You can be hopeful once. You can summon up hope twice, but hope evaporates the third go round.

It’s like walking out into the middle of a frozen lake where the ice is too thin and it breaks.

You try to pull yourself up once and fall back in.

You try to pull yourself up the second time and fall back in.

You summon all the remaining strength you have to pull yourself onto safety

But the 200 day “ice” snaps and you fall back into the brink.

This is where the SPX finds itself in the cruelest month. The Ice Man may not cometh today or Thursday, but my expectation is that he will before the weekend given the pattern at hand.

Why? Tuesday was the worst NYSE breadth since the decapitation in early January.

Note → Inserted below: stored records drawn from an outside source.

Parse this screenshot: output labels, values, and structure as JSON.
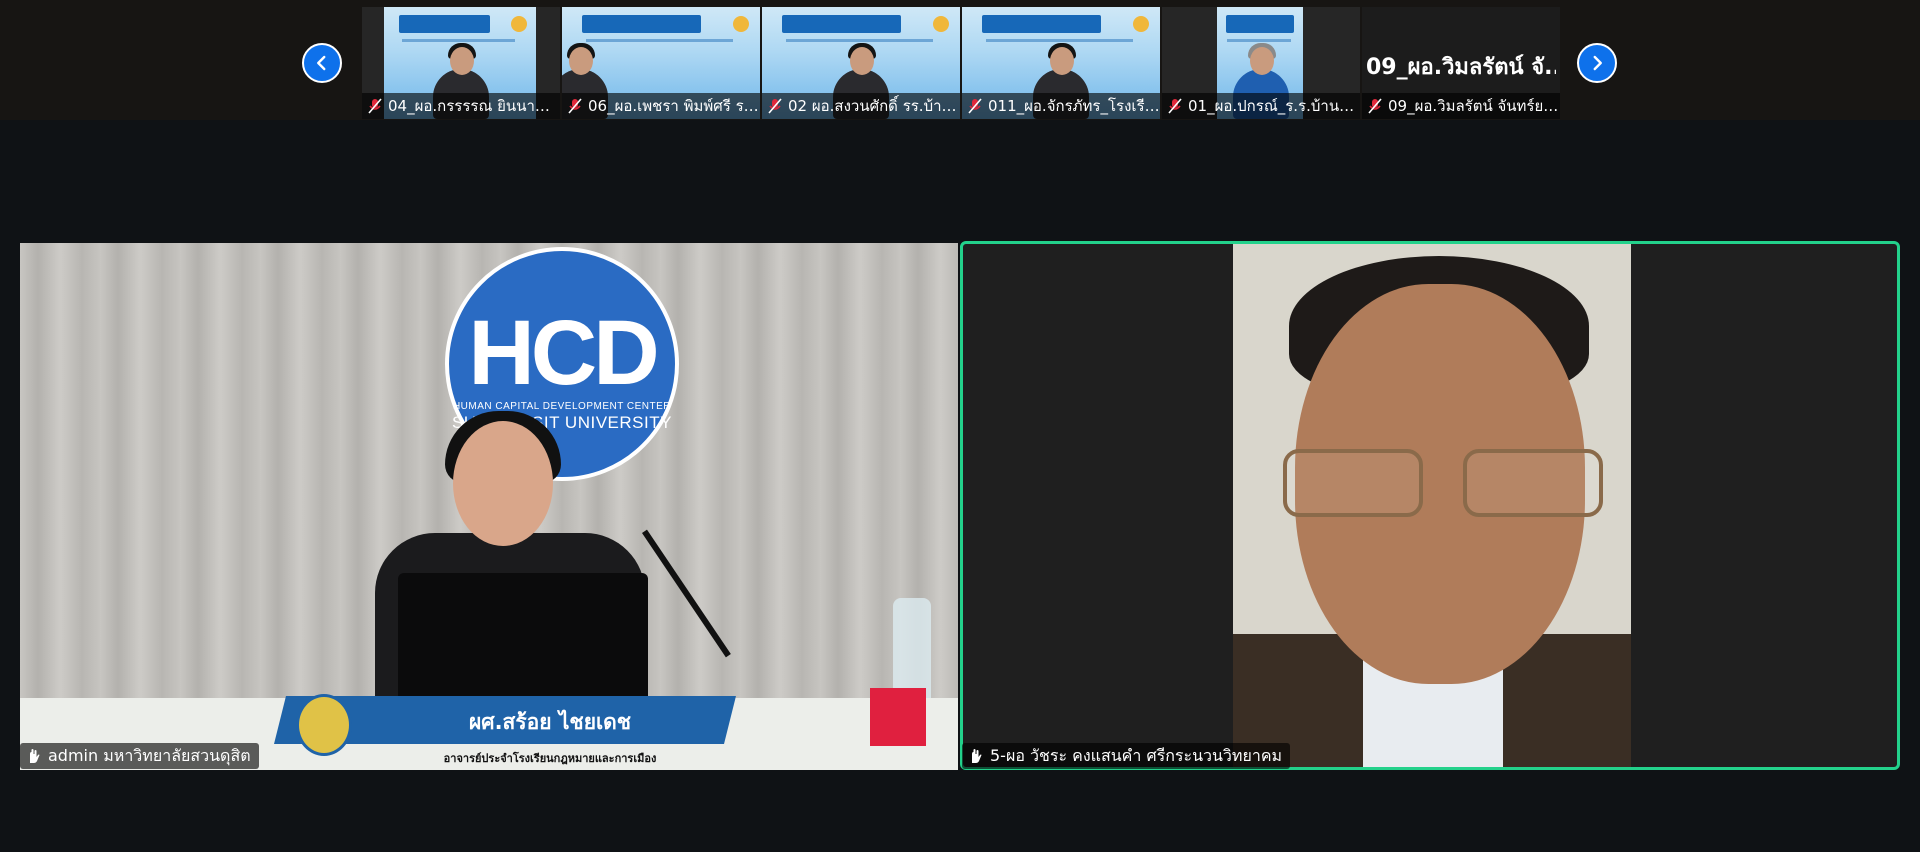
{
  "filmstrip": {
    "participants": [
      {
        "name": "04_ผอ.กรรรรณ ยินนาน_...",
        "muted": true,
        "kind": "slide-person"
      },
      {
        "name": "06_ผอ.เพชรา พิมพ์ศรี ร.ร...",
        "muted": true,
        "kind": "slide"
      },
      {
        "name": "02 ผอ.สงวนศักดิ์ รร.บ้านโ...",
        "muted": true,
        "kind": "slide-person"
      },
      {
        "name": "011_ผอ.จักรภัทร_โรงเรีย...",
        "muted": true,
        "kind": "slide-person"
      },
      {
        "name": "01_ผอ.ปกรณ์_ร.ร.บ้านสว้า",
        "muted": true,
        "kind": "slide-person"
      },
      {
        "name": "09_ผอ.วิมลรัตน์ จันทร์ยาง...",
        "muted": true,
        "kind": "name-only",
        "big_name": "09_ผอ.วิมลรัตน์ จั..."
      }
    ]
  },
  "main_left": {
    "label": "admin มหาวิทยาลัยสวนดุสิต",
    "logo": {
      "text": "HCD",
      "sub1": "HUMAN CAPITAL DEVELOPMENT CENTER",
      "sub2": "SUAN DUSIT UNIVERSITY"
    },
    "nameplate": {
      "name": "ผศ.สร้อย  ไชยเดช",
      "role": "อาจารย์ประจำโรงเรียนกฎหมายและการเมือง"
    }
  },
  "main_right": {
    "label": "5-ผอ วัชระ คงแสนคำ ศรีกระนวนวิทยาคม",
    "active_speaker": true
  },
  "colors": {
    "accent": "#0e71eb",
    "active_border": "#23d18b",
    "muted_icon": "#e0283a"
  },
  "icons": {
    "prev": "chevron-left-icon",
    "next": "chevron-right-icon",
    "muted": "mic-muted-icon",
    "raise": "hand-icon"
  }
}
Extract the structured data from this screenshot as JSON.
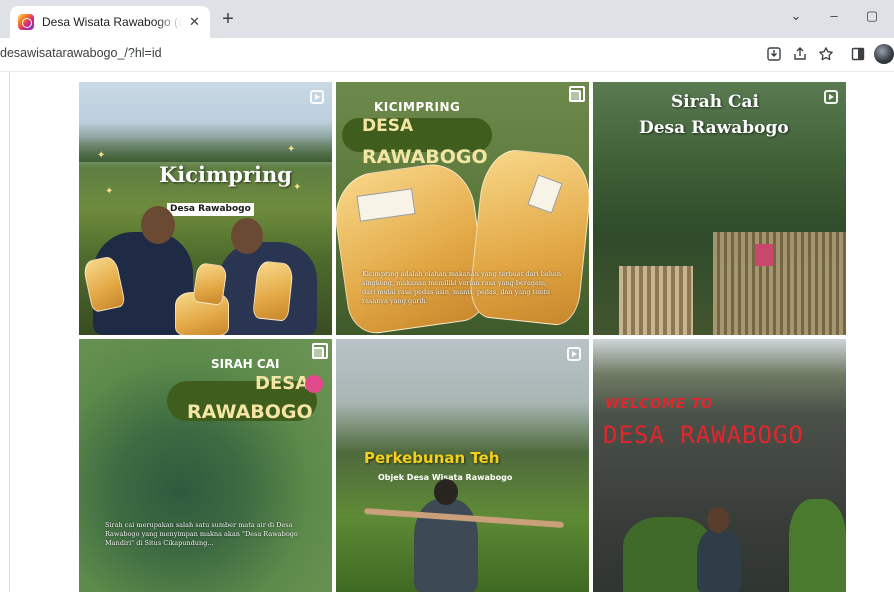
{
  "browser": {
    "tab_title": "Desa Wisata Rawabogo (@desawisatarawabogo_) • Instagram",
    "tab_close": "✕",
    "new_tab": "+",
    "url": "desawisatarawabogo_/?hl=id",
    "window_controls": [
      "⌄",
      "–",
      "▢"
    ]
  },
  "posts": [
    {
      "type": "reel",
      "title": "Kicimpring",
      "label": "Desa Rawabogo"
    },
    {
      "type": "carousel",
      "kicker": "KICIMPRING",
      "title_line1": "DESA",
      "title_line2": "RAWABOGO",
      "caption": "Kicimpring adalah olahan makanan yang terbuat dari bahan singkong, makanan memiliki varian rasa yang beragam, dari mulai rasa pedas asin, manis, pedas, dan yang tentu rasanya yang gurih."
    },
    {
      "type": "reel",
      "title_line1": "Sirah Cai",
      "title_line2": "Desa Rawabogo"
    },
    {
      "type": "carousel",
      "kicker": "SIRAH CAI",
      "title_line1": "DESA",
      "title_line2": "RAWABOGO",
      "caption": "Sirah cai merupakan salah satu sumber mata air di Desa Rawabogo yang menyimpan makna akan \"Desa Rawabogo Mandiri\" di Situs Cikapundung..."
    },
    {
      "type": "reel",
      "title": "Perkebunan Teh",
      "subtitle": "Objek Desa Wisata Rawabogo"
    },
    {
      "type": "image",
      "line1": "WELCOME TO",
      "line2": "DESA RAWABOGO"
    }
  ],
  "colors": {
    "tabstrip": "#dee1e6",
    "brand_green": "#3f5e1e",
    "perkebunan_yellow": "#f4d01c",
    "sign_red": "#e2262b"
  }
}
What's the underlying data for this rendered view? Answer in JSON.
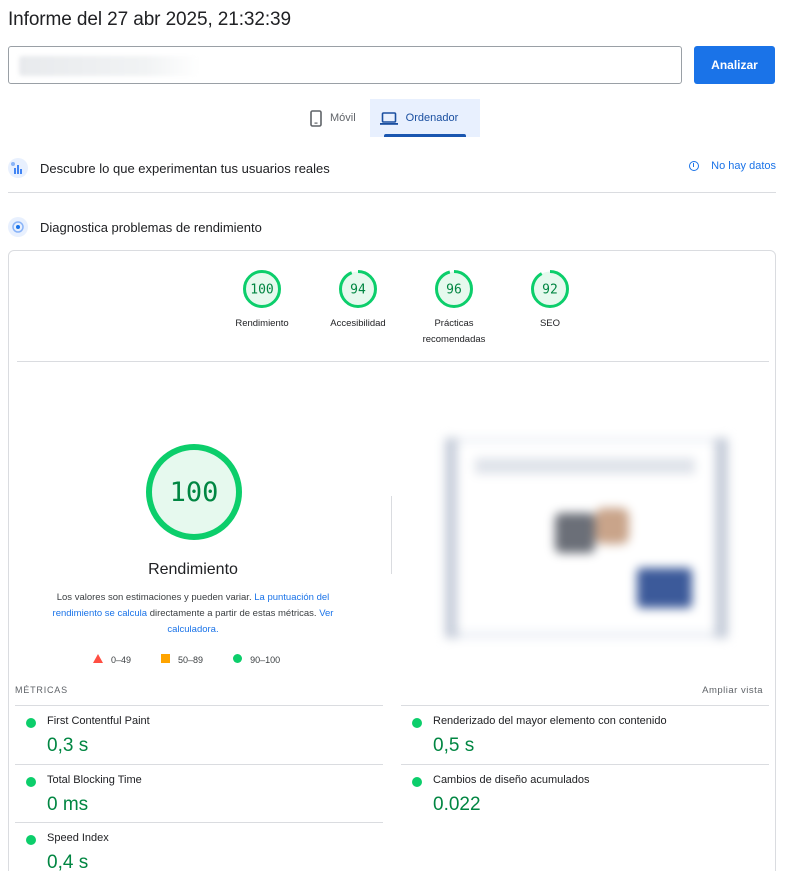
{
  "header": {
    "title": "Informe del 27 abr 2025, 21:32:39"
  },
  "url_input": {
    "value": ""
  },
  "analyze_button": {
    "label": "Analizar"
  },
  "device_tabs": [
    {
      "label": "Móvil",
      "icon": "smartphone-icon",
      "active": false
    },
    {
      "label": "Ordenador",
      "icon": "laptop-icon",
      "active": true
    }
  ],
  "crux_section": {
    "title": "Descubre lo que experimentan tus usuarios reales",
    "status": "No hay datos"
  },
  "diagnostics_section": {
    "title": "Diagnostica problemas de rendimiento"
  },
  "categories": [
    {
      "score": "100",
      "label": "Rendimiento"
    },
    {
      "score": "94",
      "label": "Accesibilidad"
    },
    {
      "score": "96",
      "label": "Prácticas recomendadas"
    },
    {
      "score": "92",
      "label": "SEO"
    }
  ],
  "performance": {
    "score": "100",
    "title": "Rendimiento",
    "desc_pre": "Los valores son estimaciones y pueden variar. ",
    "desc_link1": "La puntuación del rendimiento se calcula",
    "desc_mid": " directamente a partir de estas métricas. ",
    "desc_link2": "Ver calculadora."
  },
  "legend": [
    {
      "range": "0–49",
      "shape": "triangle",
      "color": "#ff4e42"
    },
    {
      "range": "50–89",
      "shape": "square",
      "color": "#ffa400"
    },
    {
      "range": "90–100",
      "shape": "circle",
      "color": "#0cce6b"
    }
  ],
  "metrics": {
    "heading": "MÉTRICAS",
    "expand_label": "Ampliar vista",
    "items": [
      {
        "name": "First Contentful Paint",
        "value": "0,3 s"
      },
      {
        "name": "Renderizado del mayor elemento con contenido",
        "value": "0,5 s"
      },
      {
        "name": "Total Blocking Time",
        "value": "0 ms"
      },
      {
        "name": "Cambios de diseño acumulados",
        "value": "0.022"
      },
      {
        "name": "Speed Index",
        "value": "0,4 s"
      }
    ]
  },
  "colors": {
    "pass": "#0cce6b",
    "pass_text": "#018642",
    "pass_bg": "#e6f9ee",
    "accent": "#1a73e8"
  }
}
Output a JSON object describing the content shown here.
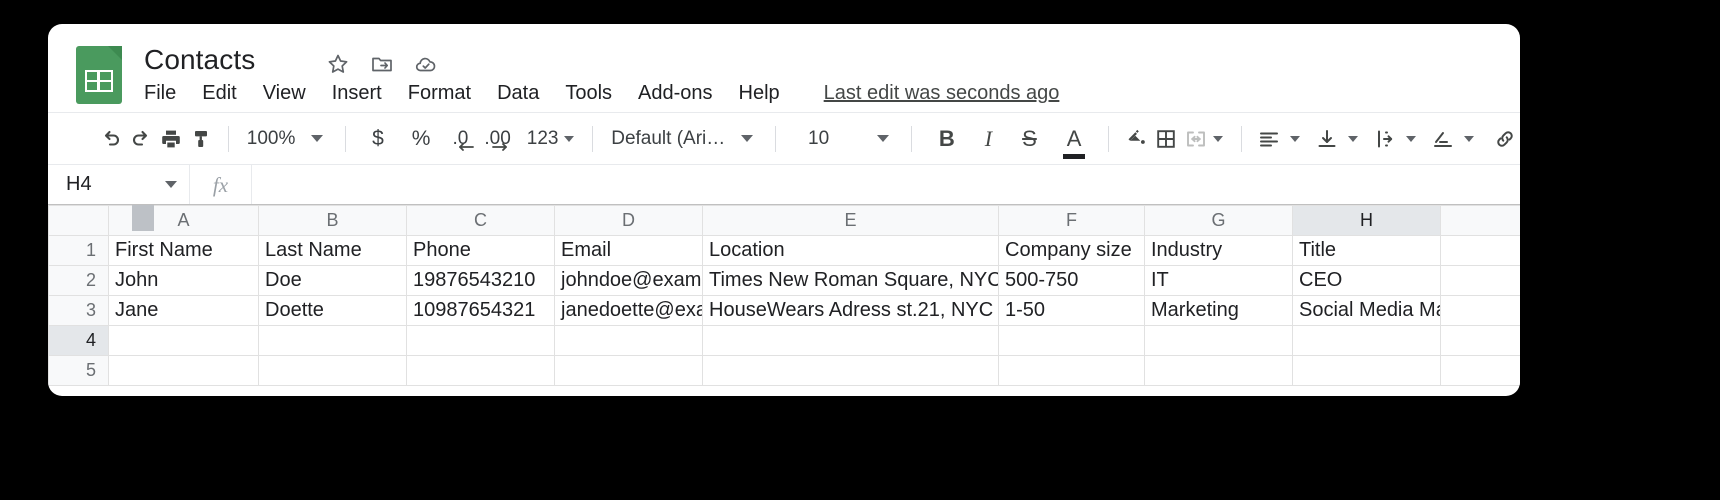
{
  "app": {
    "doc_title": "Contacts",
    "doc_icon": "sheets-icon",
    "title_actions": [
      "star-icon",
      "move-to-folder-icon",
      "cloud-saved-icon"
    ]
  },
  "menubar": {
    "items": [
      {
        "label": "File"
      },
      {
        "label": "Edit"
      },
      {
        "label": "View"
      },
      {
        "label": "Insert"
      },
      {
        "label": "Format"
      },
      {
        "label": "Data"
      },
      {
        "label": "Tools"
      },
      {
        "label": "Add-ons"
      },
      {
        "label": "Help"
      }
    ],
    "last_edit": "Last edit was seconds ago"
  },
  "toolbar": {
    "undo": "undo-icon",
    "redo": "redo-icon",
    "print": "print-icon",
    "paint_format": "paint-format-icon",
    "zoom_value": "100%",
    "currency": "$",
    "percent": "%",
    "decrease_decimal": ".0",
    "increase_decimal": ".00",
    "more_formats": "123",
    "font_name": "Default (Ari…",
    "font_size": "10",
    "bold": "B",
    "italic": "I",
    "strikethrough": "S",
    "text_color": "A",
    "fill_color": "fill-color-icon",
    "borders": "borders-icon",
    "merge_cells": "merge-cells-icon",
    "horizontal_align": "horizontal-align-icon",
    "vertical_align": "vertical-align-icon",
    "text_wrapping": "text-wrapping-icon",
    "text_rotation": "text-rotation-icon",
    "insert_link": "link-icon"
  },
  "formula_bar": {
    "name_box": "H4",
    "fx_label": "fx",
    "formula_value": "",
    "formula_placeholder": ""
  },
  "grid": {
    "selected_cell": "H4",
    "selected_column": "H",
    "selected_row": "4",
    "selection_color": "#1a73e8",
    "columns": [
      "A",
      "B",
      "C",
      "D",
      "E",
      "F",
      "G",
      "H"
    ],
    "row_numbers": [
      "1",
      "2",
      "3",
      "4",
      "5"
    ],
    "rows": [
      [
        "First Name",
        "Last Name",
        "Phone",
        "Email",
        "Location",
        "Company size",
        "Industry",
        "Title"
      ],
      [
        "John",
        "Doe",
        "19876543210",
        "johndoe@example.com",
        "Times New Roman Square, NYC",
        "500-750",
        "IT",
        "CEO"
      ],
      [
        "Jane",
        "Doette",
        "10987654321",
        "janedoette@example.com",
        "HouseWears Adress st.21, NYC",
        "1-50",
        "Marketing",
        "Social Media Manager"
      ],
      [
        "",
        "",
        "",
        "",
        "",
        "",
        "",
        ""
      ],
      [
        "",
        "",
        "",
        "",
        "",
        "",
        "",
        ""
      ]
    ]
  }
}
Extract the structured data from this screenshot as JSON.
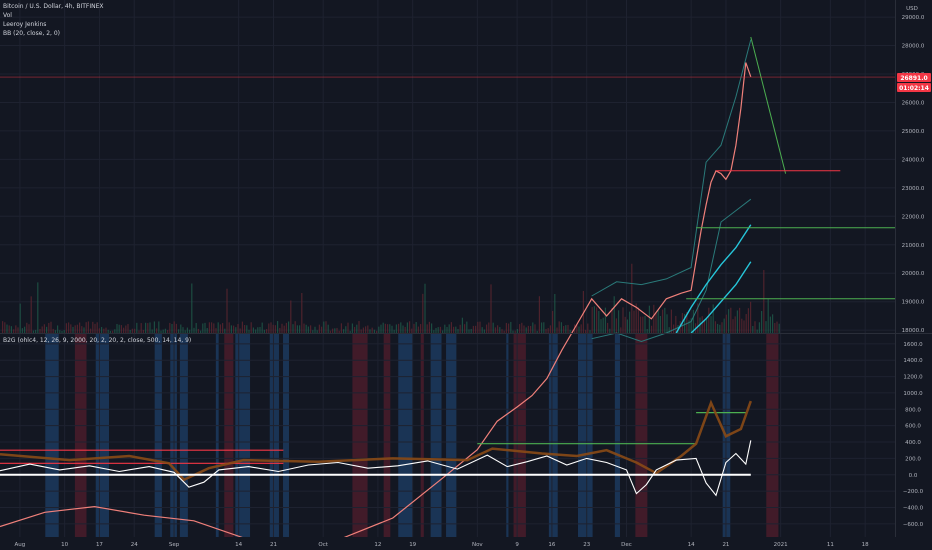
{
  "main_pane": {
    "title": "Bitcoin / U.S. Dollar, 4h, BITFINEX",
    "indicators": [
      "Vol",
      "Leeroy Jenkins",
      "BB (20, close, 2, 0)"
    ],
    "currency": "USD",
    "price_badge": "26891.0",
    "time_badge": "01:02:14",
    "colors": {
      "badge": "#f23645",
      "bg": "#131722",
      "grid": "#1e2230"
    }
  },
  "lower_pane": {
    "title": "B2G (ohlc4, 12, 26, 9, 2000, 20, 2, 20, 2, close, 500, 14, 14, 9)"
  },
  "chart_data": [
    {
      "type": "line",
      "title": "",
      "y_ticks": [
        18000,
        19000,
        20000,
        21000,
        22000,
        23000,
        24000,
        25000,
        26000,
        27000,
        28000,
        29000
      ],
      "ylim": [
        17900,
        29600
      ],
      "x_tick_labels": [
        "Aug",
        "10",
        "17",
        "24",
        "Sep",
        "14",
        "21",
        "Oct",
        "12",
        "19",
        "Nov",
        "9",
        "16",
        "23",
        "Dec",
        "14",
        "21",
        "2021",
        "11",
        "18"
      ],
      "x_tick_days": [
        0,
        9,
        16,
        23,
        31,
        44,
        51,
        61,
        72,
        79,
        92,
        100,
        107,
        114,
        122,
        135,
        142,
        153,
        163,
        170
      ],
      "x_range_days": [
        -4,
        176
      ],
      "last_price": 26891.0,
      "price": {
        "x": [
          -4,
          5,
          15,
          25,
          35,
          45,
          55,
          65,
          75,
          85,
          92,
          96,
          100,
          103,
          106,
          109,
          112,
          115,
          118,
          121,
          124,
          127,
          130,
          133,
          135,
          137,
          138,
          139,
          140,
          141,
          142,
          143,
          144,
          145,
          146,
          147
        ],
        "y": [
          11100,
          11600,
          11800,
          11500,
          11300,
          10700,
          10500,
          10700,
          11400,
          12800,
          13800,
          14800,
          15300,
          15700,
          16300,
          17300,
          18200,
          19100,
          18500,
          19100,
          18800,
          18400,
          19100,
          19300,
          19400,
          21500,
          22400,
          23200,
          23600,
          23500,
          23300,
          23600,
          24500,
          25800,
          27400,
          26900
        ]
      },
      "bb_upper": {
        "x": [
          115,
          120,
          125,
          130,
          135,
          138,
          141,
          144,
          147
        ],
        "y": [
          19200,
          19700,
          19600,
          19800,
          20200,
          23900,
          24500,
          26200,
          28200
        ]
      },
      "bb_lower": {
        "x": [
          115,
          120,
          125,
          130,
          135,
          138,
          141,
          144,
          147
        ],
        "y": [
          17700,
          17900,
          17600,
          17900,
          18300,
          19400,
          21800,
          22200,
          22600
        ]
      },
      "ma_fast": {
        "x": [
          132,
          135,
          138,
          141,
          144,
          147
        ],
        "y": [
          17900,
          18800,
          19600,
          20300,
          20900,
          21700
        ]
      },
      "ma_slow": {
        "x": [
          135,
          138,
          141,
          144,
          147
        ],
        "y": [
          17900,
          18400,
          19000,
          19600,
          20400
        ]
      },
      "annotations": [
        {
          "x": [
            147,
            154
          ],
          "y": [
            28300,
            23500
          ]
        },
        {
          "x": [
            140,
            165
          ],
          "y": [
            23600,
            23600
          ]
        },
        {
          "x": [
            136,
            176
          ],
          "y": [
            21600,
            21600
          ]
        },
        {
          "x": [
            134,
            176
          ],
          "y": [
            19100,
            19100
          ]
        }
      ]
    },
    {
      "type": "line",
      "title": "",
      "y_ticks": [
        -600,
        -400,
        -200,
        0,
        200,
        400,
        600,
        800,
        1000,
        1200,
        1400,
        1600
      ],
      "ylim": [
        -760,
        1720
      ],
      "zero_line": 0,
      "oscillator": {
        "x": [
          -4,
          2,
          8,
          14,
          20,
          26,
          31,
          34,
          37,
          40,
          46,
          52,
          58,
          64,
          70,
          76,
          82,
          88,
          94,
          98,
          102,
          106,
          110,
          114,
          118,
          122,
          124,
          126,
          128,
          132,
          136,
          138,
          140,
          142,
          144,
          146,
          147
        ],
        "y": [
          50,
          130,
          60,
          110,
          40,
          100,
          30,
          -150,
          -90,
          60,
          100,
          40,
          120,
          150,
          80,
          110,
          170,
          70,
          240,
          100,
          160,
          230,
          120,
          200,
          150,
          60,
          -230,
          -120,
          60,
          180,
          200,
          -100,
          -250,
          150,
          260,
          130,
          420
        ]
      },
      "signal": {
        "x": [
          -4,
          10,
          22,
          30,
          33,
          38,
          45,
          60,
          75,
          90,
          95,
          105,
          112,
          118,
          124,
          128,
          133,
          136,
          139,
          142,
          145,
          147
        ],
        "y": [
          250,
          180,
          230,
          140,
          -60,
          80,
          180,
          160,
          200,
          180,
          320,
          260,
          230,
          300,
          150,
          20,
          230,
          380,
          880,
          470,
          560,
          900
        ]
      },
      "threshold_lines": [
        {
          "x": [
            -4,
            53
          ],
          "y": [
            140,
            140
          ],
          "color": "#f23645"
        },
        {
          "x": [
            -4,
            53
          ],
          "y": [
            300,
            300
          ],
          "color": "#f23645"
        },
        {
          "x": [
            92,
            136
          ],
          "y": [
            380,
            380
          ],
          "color": "#4caf50"
        },
        {
          "x": [
            136,
            146
          ],
          "y": [
            760,
            760
          ],
          "color": "#4caf50"
        }
      ]
    }
  ]
}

The pattern of the false breakout on January 4 may be a good map as to the slide ahead if the 200 day moving average breaks.

In sum, the market caved on Tuesday in large part due to the Fed’s Lael Brainard turning from the most dovish board member to one of the most hawkish.

Now there are those that think the Fed is trying to jawbone the Inflation Genie back into the bottle.

It is truly ironic that the Fed must be make the economy and market go cold turkey when it was the dealer who supplied the heroin for too long and too often in the first place.

I think they know jaw boning isn’t going to work and their hawkish stance is not fully being discounted by the market. Why? — because market participants are fixated on the Fed Put and the Fed Pivot.

When the SPX snaps its 200 day moving average with authority again, the panic phase will set in I think.

And Tuesday being the highest volume of 2022 looks like it signals that panic phase is around the corner.